Fears had come to a vaccination clinic in Corning – population 7,600 – aimed at firefighters and police officers. But in that fire station was a hint of the pandemic skepticism that runs deep in rural Northern California: two elderly people, both on dialysis, who were coming to get their shots.
They had been put on standby because Tehama County health officials, who only brought two small vials containing 20 doses, suspected they might not attract enough firefighters or police officers to use them all.
In the battle against COVID-19, health officials in Northern California face the daunting task of vaccinating more than 683,300 people spread across a mountainous, heavily forested region where calamity – either from illness or physical trauma – can mean hourslong drives to the nearest medical facility.
Among their biggest obstacles: overcoming widespread skepticism that the virus is a serious threat in far-flung towns, fear that the new vaccine is unsafe, and open rebellion against health orders. The pushback in rural parts of California is emblematic of the challenge in many parts of the United States, particularly outside more liberal urban centers.
“We’re getting very frustrated here in Northern California,” said Dr.
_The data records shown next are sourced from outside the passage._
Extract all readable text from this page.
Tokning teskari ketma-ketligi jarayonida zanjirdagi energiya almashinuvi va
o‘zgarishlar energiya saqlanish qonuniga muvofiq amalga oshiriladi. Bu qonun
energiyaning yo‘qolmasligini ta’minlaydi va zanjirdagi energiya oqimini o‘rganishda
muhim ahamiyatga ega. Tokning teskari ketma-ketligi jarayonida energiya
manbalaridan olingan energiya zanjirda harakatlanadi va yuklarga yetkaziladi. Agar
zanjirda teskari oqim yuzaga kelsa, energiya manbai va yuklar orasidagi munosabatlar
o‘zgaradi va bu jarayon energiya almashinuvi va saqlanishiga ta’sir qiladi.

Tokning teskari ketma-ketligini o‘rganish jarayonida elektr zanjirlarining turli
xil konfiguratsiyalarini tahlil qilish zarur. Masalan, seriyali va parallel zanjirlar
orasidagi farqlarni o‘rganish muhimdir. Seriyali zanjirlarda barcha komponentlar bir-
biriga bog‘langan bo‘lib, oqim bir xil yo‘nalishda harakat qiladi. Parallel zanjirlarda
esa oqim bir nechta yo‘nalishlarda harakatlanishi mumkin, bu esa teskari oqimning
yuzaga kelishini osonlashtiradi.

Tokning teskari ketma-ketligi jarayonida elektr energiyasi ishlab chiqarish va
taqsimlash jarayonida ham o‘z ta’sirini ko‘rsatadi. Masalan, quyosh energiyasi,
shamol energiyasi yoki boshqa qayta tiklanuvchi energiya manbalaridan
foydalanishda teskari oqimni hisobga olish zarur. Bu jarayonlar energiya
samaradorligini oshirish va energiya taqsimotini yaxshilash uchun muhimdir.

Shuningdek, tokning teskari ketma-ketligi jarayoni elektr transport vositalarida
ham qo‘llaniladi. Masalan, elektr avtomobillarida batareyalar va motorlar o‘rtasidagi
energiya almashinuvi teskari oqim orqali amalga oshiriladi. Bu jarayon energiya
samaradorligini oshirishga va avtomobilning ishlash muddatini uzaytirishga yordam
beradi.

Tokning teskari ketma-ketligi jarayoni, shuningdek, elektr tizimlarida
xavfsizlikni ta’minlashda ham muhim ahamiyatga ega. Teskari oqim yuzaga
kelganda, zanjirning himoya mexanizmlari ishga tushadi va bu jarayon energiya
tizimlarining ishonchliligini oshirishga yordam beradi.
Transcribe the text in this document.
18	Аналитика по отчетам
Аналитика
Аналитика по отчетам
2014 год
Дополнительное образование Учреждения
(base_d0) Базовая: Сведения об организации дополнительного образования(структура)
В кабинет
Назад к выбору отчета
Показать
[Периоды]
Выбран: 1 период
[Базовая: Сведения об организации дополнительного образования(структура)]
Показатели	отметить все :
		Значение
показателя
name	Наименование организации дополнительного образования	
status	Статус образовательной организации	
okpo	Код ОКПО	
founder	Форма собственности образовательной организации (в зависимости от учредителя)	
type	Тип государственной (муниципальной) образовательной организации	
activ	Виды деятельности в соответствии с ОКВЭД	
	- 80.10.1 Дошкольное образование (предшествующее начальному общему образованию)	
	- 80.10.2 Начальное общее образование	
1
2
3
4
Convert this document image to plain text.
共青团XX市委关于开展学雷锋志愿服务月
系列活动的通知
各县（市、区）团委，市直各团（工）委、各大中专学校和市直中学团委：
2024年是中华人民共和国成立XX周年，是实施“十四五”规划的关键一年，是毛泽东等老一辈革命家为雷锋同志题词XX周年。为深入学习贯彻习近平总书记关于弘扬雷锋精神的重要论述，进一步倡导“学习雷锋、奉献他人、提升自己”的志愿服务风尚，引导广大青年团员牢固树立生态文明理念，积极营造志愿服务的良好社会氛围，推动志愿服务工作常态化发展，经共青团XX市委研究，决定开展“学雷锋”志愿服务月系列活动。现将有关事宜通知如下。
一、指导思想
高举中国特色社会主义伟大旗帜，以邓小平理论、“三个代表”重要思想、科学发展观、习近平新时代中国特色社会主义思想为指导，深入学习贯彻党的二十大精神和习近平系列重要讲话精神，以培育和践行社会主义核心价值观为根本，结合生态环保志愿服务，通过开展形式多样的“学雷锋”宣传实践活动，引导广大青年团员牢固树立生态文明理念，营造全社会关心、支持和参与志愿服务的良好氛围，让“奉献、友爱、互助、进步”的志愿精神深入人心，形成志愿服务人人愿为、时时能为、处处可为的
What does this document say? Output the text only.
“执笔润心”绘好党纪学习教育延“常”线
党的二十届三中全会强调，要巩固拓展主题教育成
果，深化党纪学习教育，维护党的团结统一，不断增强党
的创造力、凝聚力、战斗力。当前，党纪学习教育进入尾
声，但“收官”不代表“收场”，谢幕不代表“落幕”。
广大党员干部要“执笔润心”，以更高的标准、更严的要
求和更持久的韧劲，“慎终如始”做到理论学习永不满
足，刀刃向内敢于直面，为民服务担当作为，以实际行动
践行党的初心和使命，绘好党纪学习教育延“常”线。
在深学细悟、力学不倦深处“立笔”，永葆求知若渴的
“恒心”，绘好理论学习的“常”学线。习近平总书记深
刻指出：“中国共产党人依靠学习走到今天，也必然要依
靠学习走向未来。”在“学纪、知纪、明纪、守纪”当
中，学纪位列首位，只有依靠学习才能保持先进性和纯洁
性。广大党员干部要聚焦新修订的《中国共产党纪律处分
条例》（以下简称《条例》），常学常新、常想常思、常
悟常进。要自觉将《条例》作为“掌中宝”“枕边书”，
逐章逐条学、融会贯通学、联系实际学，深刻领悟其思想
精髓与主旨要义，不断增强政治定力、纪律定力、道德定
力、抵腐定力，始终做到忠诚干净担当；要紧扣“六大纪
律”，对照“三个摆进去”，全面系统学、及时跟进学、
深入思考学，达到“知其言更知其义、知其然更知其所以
Richard Wickenheiser, the Tehama County health officer. “We have a lot of anti-vaxxers and a lot of independent people who just feel that COVID was a hoax, that it was going to go away when the election was over. And that didn’t happen. ... The excuses just go on and on.”
Public health messaging, he said, “isn’t working.”
In Shasta County, some speakers at supervisors’ meetings have compared mask mandates to Nazis forcing Jewish people to wear a yellow Star of David and spouted conspiracy theories about vaccines containing tracking devices. The county health officer has been threatened repeatedly.
In Tehama County, where indoor dining is banned by the state, restaurants were still seating maskless customers in recent days. In downtown Red Bluff, signs in store windows read: “Please respect everyone’s personal space. ... Masks are welcome, but not required” and “Due to pre-existing health conditions, some of the staff are not wearing a face mask” and “MASKS OK.”
There is skepticism and defiance across the Golden State. But in California’s conservative northern counties – where a sense of rural abandonment by the state government has long had residents wanting to form a new state called Jefferson – the region is, in some ways, now a victim of its own early luck in the pandemic.
The virus was slower to spread in Northern California than densely populated urban locales farther south, and residents said the state was cracking down too hard on rural communities. In Modoc County, the first coronavirus case was not confirmed until late July. Its first death wasn’t until last month.
The Northern California region – which includes Del Norte, Glenn, Humboldt, Lake, Lassen, Mendocino, Modoc, Shasta, Siskiyou, Tehama and Trinity counties – has been the only one of the five state-designated regions to not be placed under a stay-at-home order based on hospitals’ intensive care unit availability.
But now the area, like the rest of the state, is seeing a postholiday surge in coronavirus infections. The region has 122 intensive care beds; as of Sunday, ICU bed availability was 24%.
If its ICU availability drops to 15% – which would trigger a stay-at-home order – that would mean there are only 18 beds across an area roughly the size of Indiana, not just for COVID-19 patients, but also for people suffering from heart attacks, strokes and trauma.
Four counties have no ICU beds at all: Glenn, Lassen, Modoc and Trinity.
“In the beginning, it was harder for people to appreciate the real risks to themselves because it seemed so far away in New York and L.A., but that’s not the case anymore,” said Dr. Gary Pace, the Lake County public health officer. “The numbers are up all around.”
In October, Lake County averaged about 33 new cases a week. In December, it averaged around 200.
For the two small hospitals there, the goal is often to stabilize patients needing specialized care before transporting them to bigger facilities, mostly in the San Francisco Bay Area, Pace said.